Studying abroad in Rome is a selling point for ISU’s architecture program, but design college faculty also encourage students majoring in art and design and landscape architecture to participate.

Part of the Rome program includes an exhibit for students to show the work they did overseas. The Rome Exhibit, which is titled “Bound,” officially kicked off Friday in the Design Center and runs for a week.

“It gives people a chance to see what we do over here — how Rome’s influence affects design and to indirectly expose them to the culture,” said Eric Beron, senior in architecture.

This is the program’s seventh year, and each year it becomes more efficient, said Matthew Fisher, Rome program coordinator for the College of Design.

In the past, art and design students traveled to Rome in the fall and the architecture students followed in the spring. Now the program enables architecture and art and design students to go together in the fall, spring or summer.

“This year we’re starting to integrate and change the dynamics of the program, encourage more interactions,” said Fisher, adjunct assistant professor of architecture.

About 60 students are accepted into the architecture program during their second year of studies, he said. Of those 60, about three-fourths go to Rome before they graduate.

The prerequisites to study in Rome are fourth-year student status and performance in other architecture programs, Fisher said.

“What is appealing about teaching in Rome is an environment in which you can teach an immediate relationship with the thing you’re teaching,” he said. “You have direct access to an incredible depth of architectural history.”

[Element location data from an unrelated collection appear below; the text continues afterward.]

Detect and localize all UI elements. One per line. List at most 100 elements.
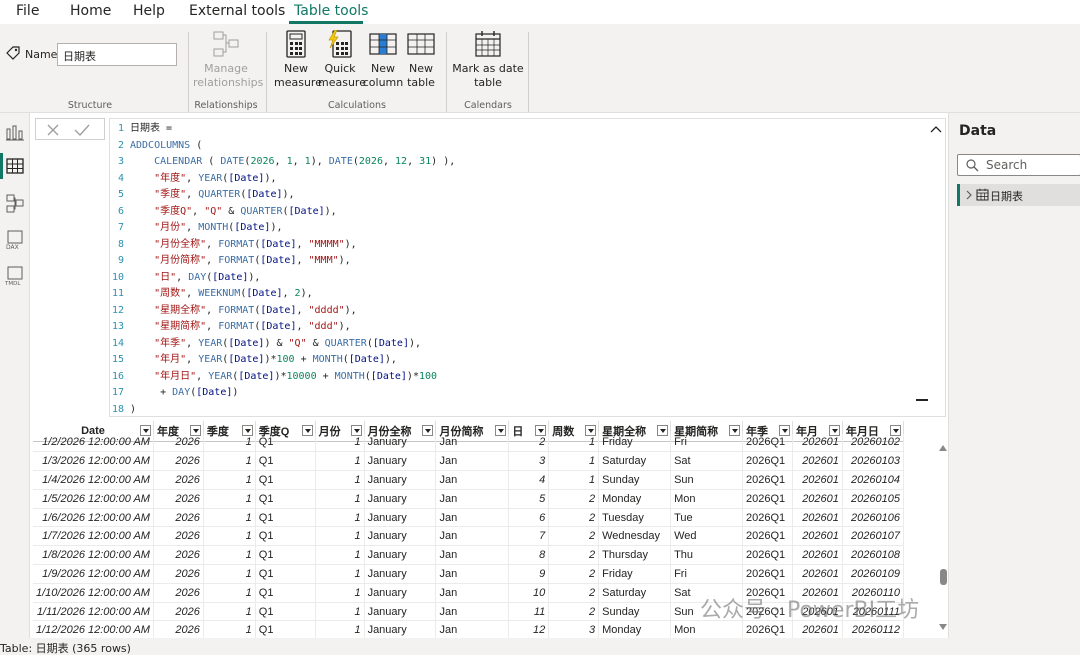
table-cell[interactable]: Sat xyxy=(670,451,743,472)
table-cell[interactable]: 1 xyxy=(315,583,365,603)
table-row[interactable]: 1/5/2026 12:00:00 AM 2026 1 Q1 1 January Jan 5 2… xyxy=(33,489,904,509)
table-cell[interactable]: 3 xyxy=(548,620,600,638)
table-cell[interactable]: January xyxy=(364,526,437,547)
table-cell[interactable]: January xyxy=(364,602,437,622)
table-cell[interactable]: Mon xyxy=(670,489,743,509)
table-cell[interactable]: 1/4/2026 12:00:00 AM xyxy=(33,470,154,490)
scroll-up-icon[interactable] xyxy=(939,445,947,451)
table-cell[interactable]: 2026Q1 xyxy=(742,451,793,472)
table-cell[interactable]: 2 xyxy=(548,489,600,509)
table-cell[interactable]: January xyxy=(364,545,437,566)
table-cell[interactable]: 202601 xyxy=(792,508,843,528)
table-cell[interactable]: Q1 xyxy=(255,526,316,547)
table-cell[interactable]: 202601 xyxy=(792,526,843,547)
table-cell[interactable]: Tuesday xyxy=(598,508,672,528)
table-row[interactable]: 1/4/2026 12:00:00 AM 2026 1 Q1 1 January Jan 4 1… xyxy=(33,470,904,490)
table-cell[interactable]: Saturday xyxy=(598,451,672,472)
table-cell[interactable]: 6 xyxy=(508,508,550,528)
table-cell[interactable]: January xyxy=(364,508,437,528)
table-cell[interactable]: 20260105 xyxy=(842,489,904,509)
table-cell[interactable]: Monday xyxy=(598,489,672,509)
table-cell[interactable]: 20260103 xyxy=(842,451,904,472)
table-cell[interactable]: Jan xyxy=(435,526,510,547)
table-cell[interactable]: January xyxy=(364,451,437,472)
table-cell[interactable]: 4 xyxy=(508,470,550,490)
table-cell[interactable]: Jan xyxy=(435,620,510,638)
table-cell[interactable]: 2026 xyxy=(153,489,204,509)
table-cell[interactable]: 7 xyxy=(508,526,550,547)
table-cell[interactable]: Jan xyxy=(435,564,510,584)
report-view-icon[interactable] xyxy=(4,121,26,143)
table-cell[interactable]: 2 xyxy=(548,564,600,584)
dax-formula-editor[interactable]: 1 日期表 = 2 ADDCOLUMNS (3 CALENDAR ( DATE(202… xyxy=(109,118,946,417)
table-cell[interactable]: 1/11/2026 12:00:00 AM xyxy=(33,602,154,622)
quick-measure-button[interactable]: Quick measure xyxy=(318,30,366,90)
menu-table-tools[interactable]: Table tools xyxy=(294,3,368,19)
table-cell[interactable]: 20260109 xyxy=(842,564,904,584)
menu-external-tools[interactable]: External tools xyxy=(189,3,285,19)
table-cell[interactable]: Jan xyxy=(435,545,510,566)
table-row[interactable]: 1/9/2026 12:00:00 AM 2026 1 Q1 1 January Jan 9 2… xyxy=(33,564,904,584)
table-cell[interactable]: Tue xyxy=(670,508,743,528)
table-cell[interactable]: 1/2/2026 12:00:00 AM xyxy=(33,433,154,453)
table-row[interactable]: 1/7/2026 12:00:00 AM 2026 1 Q1 1 January Jan 7 2… xyxy=(33,526,904,547)
table-cell[interactable]: Sunday xyxy=(598,470,672,490)
table-row[interactable]: 1/6/2026 12:00:00 AM 2026 1 Q1 1 January Jan 6 2… xyxy=(33,508,904,528)
table-cell[interactable]: Q1 xyxy=(255,602,316,622)
table-name-input[interactable]: 日期表 xyxy=(57,43,177,66)
table-cell[interactable]: 1 xyxy=(315,620,365,638)
menu-help[interactable]: Help xyxy=(133,3,165,19)
menu-home[interactable]: Home xyxy=(70,3,111,19)
table-cell[interactable]: 12 xyxy=(508,620,550,638)
table-cell[interactable]: 2026 xyxy=(153,433,204,453)
table-cell[interactable]: 1 xyxy=(203,433,256,453)
table-cell[interactable]: Jan xyxy=(435,470,510,490)
table-row[interactable]: 1/8/2026 12:00:00 AM 2026 1 Q1 1 January Jan 8 2… xyxy=(33,545,904,566)
table-cell[interactable]: 20260106 xyxy=(842,508,904,528)
table-cell[interactable]: 1 xyxy=(315,508,365,528)
scrollbar-thumb[interactable] xyxy=(940,569,947,585)
table-cell[interactable]: 2026 xyxy=(153,508,204,528)
new-table-button[interactable]: New table xyxy=(404,30,438,90)
table-cell[interactable]: 202601 xyxy=(792,470,843,490)
table-cell[interactable]: 2 xyxy=(548,526,600,547)
table-cell[interactable]: 1 xyxy=(203,451,256,472)
table-cell[interactable]: 1 xyxy=(203,508,256,528)
table-cell[interactable]: Jan xyxy=(435,489,510,509)
menu-file[interactable]: File xyxy=(16,3,39,19)
table-cell[interactable]: Fri xyxy=(670,433,743,453)
table-cell[interactable]: 1/10/2026 12:00:00 AM xyxy=(33,583,154,603)
table-cell[interactable]: 9 xyxy=(508,564,550,584)
scroll-down-icon[interactable] xyxy=(939,624,947,630)
commit-check-icon[interactable] xyxy=(74,123,90,137)
table-cell[interactable]: Jan xyxy=(435,602,510,622)
table-cell[interactable]: January xyxy=(364,489,437,509)
table-cell[interactable]: 1 xyxy=(203,526,256,547)
table-cell[interactable]: Q1 xyxy=(255,583,316,603)
table-cell[interactable]: Jan xyxy=(435,508,510,528)
table-cell[interactable]: Jan xyxy=(435,451,510,472)
dax-query-view-icon[interactable]: DAX xyxy=(4,229,26,251)
table-cell[interactable]: Q1 xyxy=(255,545,316,566)
table-cell[interactable]: 1/12/2026 12:00:00 AM xyxy=(33,620,154,638)
new-column-button[interactable]: New column xyxy=(362,30,404,90)
table-cell[interactable]: Wed xyxy=(670,526,743,547)
table-cell[interactable]: 2026 xyxy=(153,620,204,638)
table-cell[interactable]: 2026Q1 xyxy=(742,508,793,528)
table-cell[interactable]: Q1 xyxy=(255,620,316,638)
table-cell[interactable]: 2026Q1 xyxy=(742,564,793,584)
table-cell[interactable]: Sun xyxy=(670,470,743,490)
manage-relationships-button[interactable]: Manage relationships xyxy=(193,30,263,90)
table-cell[interactable]: 1 xyxy=(315,564,365,584)
table-cell[interactable]: 1 xyxy=(203,489,256,509)
table-cell[interactable]: Thu xyxy=(670,545,743,566)
table-cell[interactable]: January xyxy=(364,583,437,603)
table-cell[interactable]: 1 xyxy=(315,433,365,453)
tmdl-view-icon[interactable]: TMDL xyxy=(4,265,26,287)
table-cell[interactable]: Q1 xyxy=(255,433,316,453)
table-cell[interactable]: Monday xyxy=(598,620,672,638)
table-cell[interactable]: 202601 xyxy=(792,545,843,566)
table-cell[interactable]: Q1 xyxy=(255,508,316,528)
table-cell[interactable]: January xyxy=(364,470,437,490)
table-cell[interactable]: 5 xyxy=(508,489,550,509)
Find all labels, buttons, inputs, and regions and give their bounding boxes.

The curriculum in Rome includes studio, art history, drawing and independent study.

“You see a picture in a book and you look up and there it is,” said Kristin Fairley, senior in architecture. “It’s incredible.”

Class time in Rome is not a typical university experience, Fisher said. Rather than staying inside a classroom and learning solely from books and slides, students go on walking tours around the city.

“We had history once a week, we’d see a slide show, and then we’d go on these ‘high-speed death marches,'” said Pete Surber, senior in architecture. “You’d learn about it moments before you got to the site and they’d lecture to us on the site. It wasn’t just a lecture class; it was a class on the hoof.”

Beron said the students can visit sites where most tourists would not have access.

“We got a tour underneath the Vatican and got to see the vaults where past popes are buried,” he said. “We also got to hear the Pope speak on Palm Sunday.”

Students saw St. Peter’s Square and Cathedral, San Giovanni Cathedral, the Pantheon and the Roman Forum.

The class also visited Sicily and northern Italy for a week.

“It snowed for the first time in 31 years while we were in Sicily,” Beron said about his trip last spring. “It figures that some kids from Iowa would bring snow.”

The Italian lifestyle in Rome has proved to be a culture shock for many of the students and faculty, said Shirlee Singer, professor of art and design, who taught in Rome during the fall semesters of 1997 and 1998.

“The culture is more relaxed — they are interested in getting to know you,” Singer said. “There is human joy and people enjoying and loving each other.”

The students are clustered into about five locations around the city and live in apartments. They usually can walk to the studio or use the municipal transportation systems.

“I lived on top of a coffee shop, and I miss hearing the clicking of cups and the smell of fresh bread,” Ulch said.

The architecture students take a six-week course in Italian while they are there, while art and design students are required to study Italian before they leave.

“The Italians are proud people — they will not speak English until you attempt to speak their language,” Surber said. “You gotta work for it.”

The faculty encourages students to revisit the same places and let the shop owners know that they are not tourists but Americans living in Italy who are trying to fit into the culture.

“My friends and I ordered pizza at a place near the Pantheon from the guy we called the ‘Angry Pizza Guy,'” Beron said. “We thought he was so rude, but the food was so good we kept going back. By the end of the semester, his face would light up when he saw us, but return back to looking angry when tourists came in. When it came time to leave, I knew I was going to miss that guy.”